Forex For Beginners Blog

The Beginners Guide To Trading Forex Profitably

Why Trade Forex

When you trade FOREX you trade pairs of currencies. For example the biggest currency pair of all is the EUR/USD. This is the most traded currency and with the biggest volumes. If you think that the EUR will rise against the ...
Why Trade Forex

Welcome

Welcome to my blog, forexforbeginnersblog.com. As stated in the title this blog is all about teaching how to trade forex effectively and profitably. This will be a long journey because there is a lot to learn. This blog is mainly aimed ...
Welcome

Why Trade Forex

When you trade FOREX you trade pairs of currencies. For example the biggest currency pair of all is the EUR/USD. This is the most traded currency and with the biggest volumes. If you think that the EUR will rise against the ...
20 August 2009

Cycles

We have talked about cycles and how they repeat themselves. There have been many examples of booms/busts throughout history and there will be many more. One of the most famous events was the "South Sea Bubble" which occured in 1720. Quoting ...
10 September 2009

Fibonacci

Posted by forexforbeginnersblog On December - 20 - 2009 ADD COMMENTS

Markets go up and down over time and there are many reasons for a change in direction. Economic news, market sentiment, geo-political events, the attitude of the market makers and manipulation are all factors that govern the current direction of the market.

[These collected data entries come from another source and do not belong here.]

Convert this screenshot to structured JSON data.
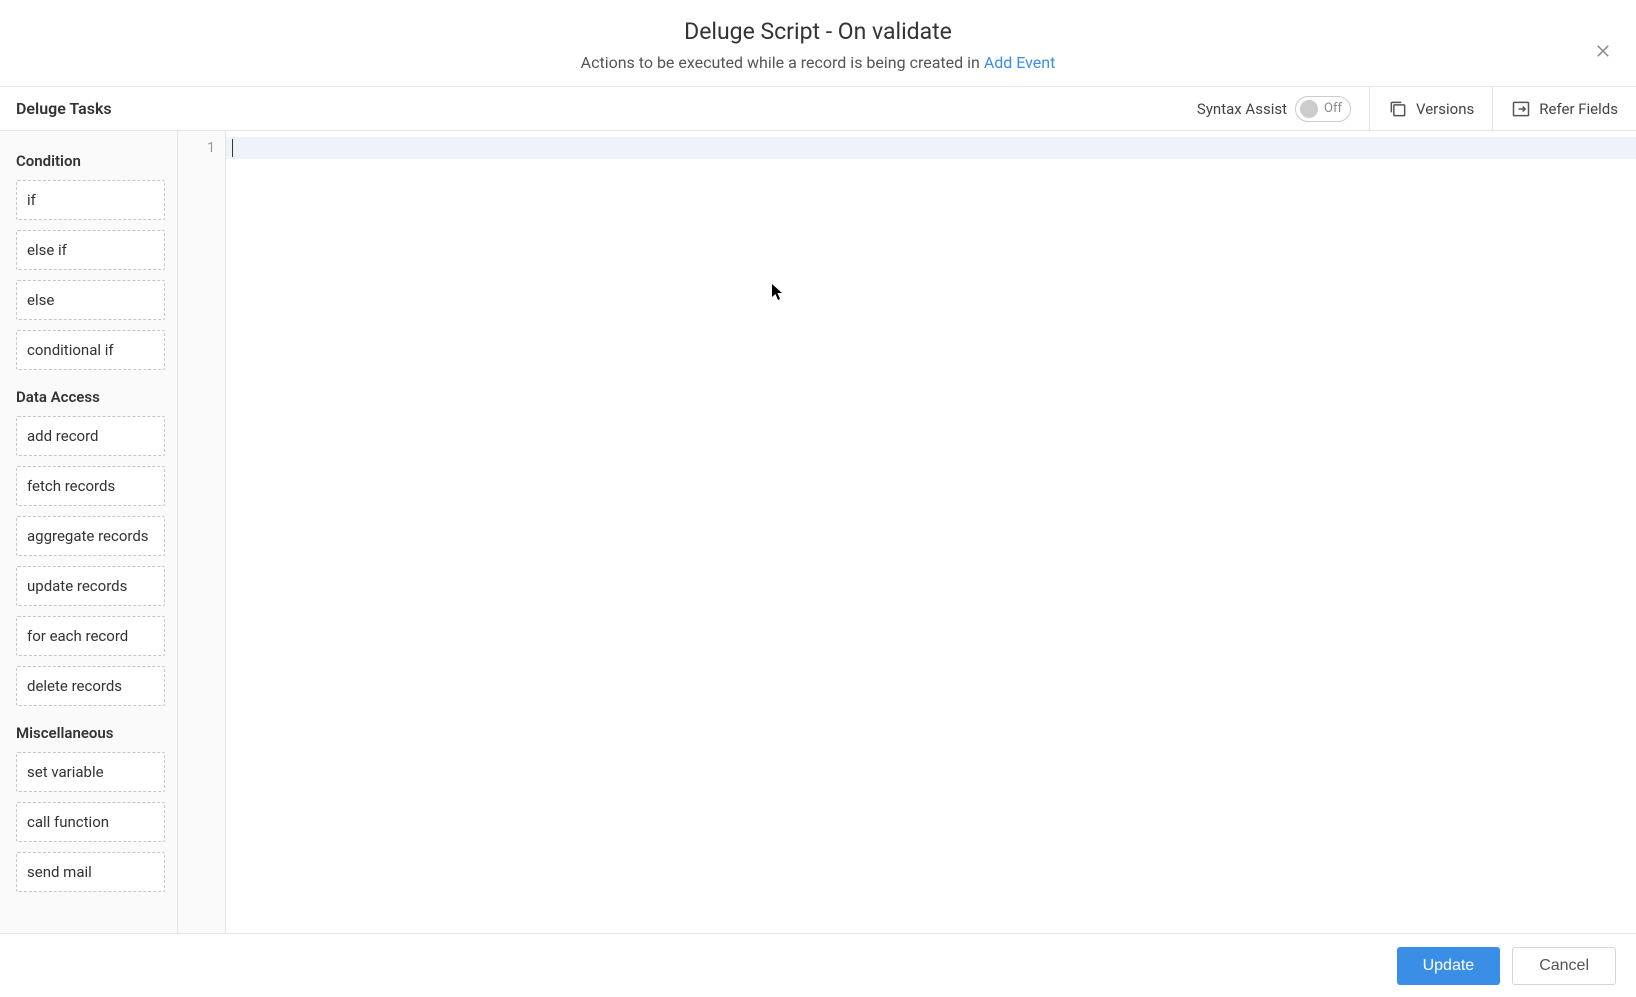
{
  "header": {
    "title": "Deluge Script - On validate",
    "subtitle_prefix": "Actions to be executed while a record is being created in ",
    "subtitle_link": "Add Event"
  },
  "sidebar": {
    "title": "Deluge Tasks",
    "groups": [
      {
        "title": "Condition",
        "items": [
          "if",
          "else if",
          "else",
          "conditional if"
        ]
      },
      {
        "title": "Data Access",
        "items": [
          "add record",
          "fetch records",
          "aggregate records",
          "update records",
          "for each record",
          "delete records"
        ]
      },
      {
        "title": "Miscellaneous",
        "items": [
          "set variable",
          "call function",
          "send mail"
        ]
      }
    ]
  },
  "toolbar": {
    "syntax_assist_label": "Syntax Assist",
    "syntax_assist_state": "Off",
    "versions_label": "Versions",
    "refer_fields_label": "Refer Fields"
  },
  "editor": {
    "lines": [
      "1"
    ]
  },
  "footer": {
    "update_label": "Update",
    "cancel_label": "Cancel"
  }
}
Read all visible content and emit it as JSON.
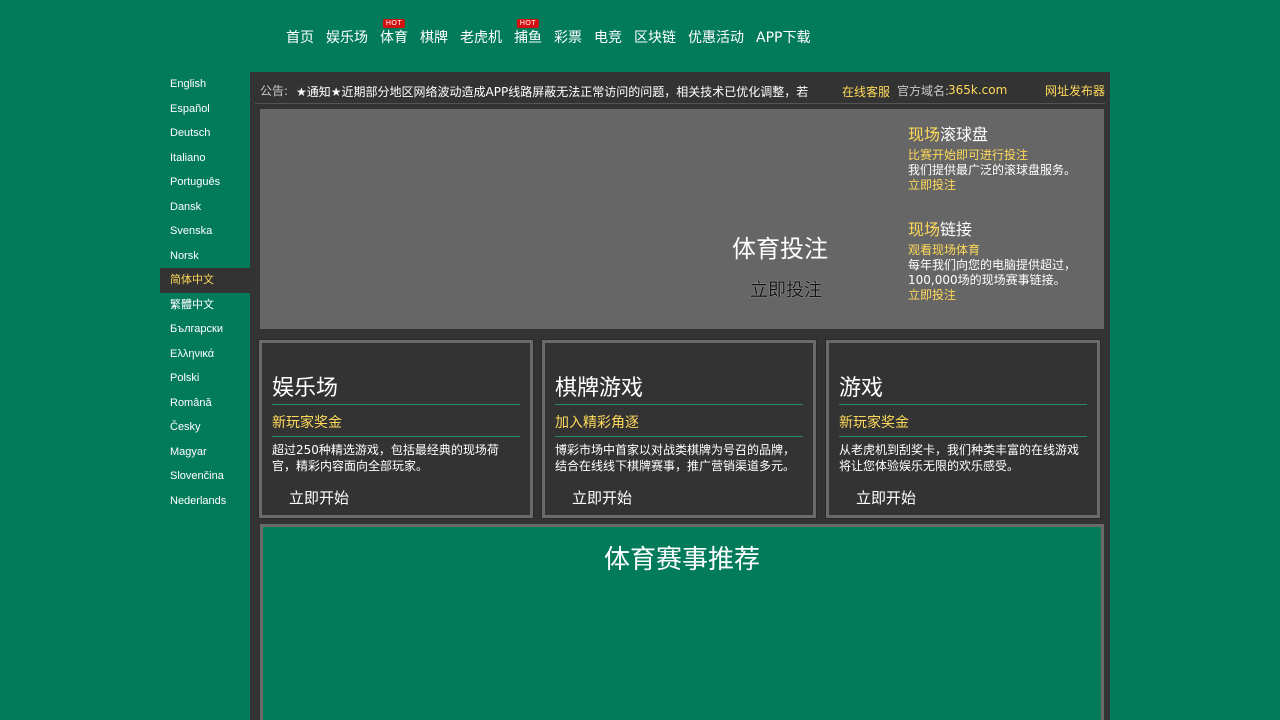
{
  "nav": {
    "items": [
      {
        "label": "首页",
        "hot": ""
      },
      {
        "label": "娱乐场",
        "hot": ""
      },
      {
        "label": "体育",
        "hot": "HOT"
      },
      {
        "label": "棋牌",
        "hot": ""
      },
      {
        "label": "老虎机",
        "hot": ""
      },
      {
        "label": "捕鱼",
        "hot": "HOT"
      },
      {
        "label": "彩票",
        "hot": ""
      },
      {
        "label": "电竞",
        "hot": ""
      },
      {
        "label": "区块链",
        "hot": ""
      },
      {
        "label": "优惠活动",
        "hot": ""
      },
      {
        "label": "APP下载",
        "hot": ""
      }
    ]
  },
  "languages": {
    "active_index": 8,
    "items": [
      "English",
      "Español",
      "Deutsch",
      "Italiano",
      "Português",
      "Dansk",
      "Svenska",
      "Norsk",
      "简体中文",
      "繁體中文",
      "Български",
      "Ελληνικά",
      "Polski",
      "Română",
      "Česky",
      "Magyar",
      "Slovenčina",
      "Nederlands"
    ]
  },
  "notice": {
    "label": "公告:",
    "text": "★通知★近期部分地区网络波动造成APP线路屏蔽无法正常访问的问题，相关技术已优化调整，若",
    "service": "在线客服",
    "domain_label": "官方域名:",
    "domain": "365k.com",
    "publisher": "网址发布器"
  },
  "banner": {
    "title": "体育投注",
    "button": "立即投注",
    "inplay": {
      "head_hl": "现场",
      "head_rest": "滚球盘",
      "sub": "比赛开始即可进行投注",
      "body": "我们提供最广泛的滚球盘服务。",
      "link": "立即投注"
    },
    "stream": {
      "head_hl": "现场",
      "head_rest": "链接",
      "sub": "观看现场体育",
      "body": "每年我们向您的电脑提供超过，100,000场的现场赛事链接。",
      "link": "立即投注"
    }
  },
  "cards": [
    {
      "title": "娱乐场",
      "sub": "新玩家奖金",
      "desc": "超过250种精选游戏，包括最经典的现场荷官，精彩内容面向全部玩家。",
      "button": "立即开始"
    },
    {
      "title": "棋牌游戏",
      "sub": "加入精彩角逐",
      "desc": "博彩市场中首家以对战类棋牌为号召的品牌，结合在线线下棋牌赛事，推广营销渠道多元。",
      "button": "立即开始"
    },
    {
      "title": "游戏",
      "sub": "新玩家奖金",
      "desc": "从老虎机到刮奖卡，我们种类丰富的在线游戏将让您体验娱乐无限的欢乐感受。",
      "button": "立即开始"
    }
  ],
  "recommend": {
    "title": "体育赛事推荐"
  }
}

The markets move in cycles and in particular at the larger time frames these cycles are the key drivers for market direction. In the shorter time frame, markets can be manipulated and economic news can distort the picture, but generally markets will move in the larger cycles.

Is there any way of predicting when a cycle (or market move) will end and the direction change?

Yes there is.

Back in the 12th century in Italy, a mathematician called Leonardo Bonacci first brought to the attention of the world a unique series of numbers that were named the Fibonacci sequence. The numbers had been know about before but Leonardo was the first to introduce them to Europe.

The sequence begins with the number 0 and 1, and the next number is always the sum of the previous 2.

How does this work? Let’s create the sequence.

0,1,2,3,5,8,13,21,34,55,89,144,233,377

and so on.

What’s so special about these numbers? Well if you take 2 consecutive numbers and you divide the lower number by the higher you will get the value

0.618

If you divide the higher by the lower you will always get the value

1.618

This a fixed ratio which becomes more accurate as you go higher up the fibonacci sequence.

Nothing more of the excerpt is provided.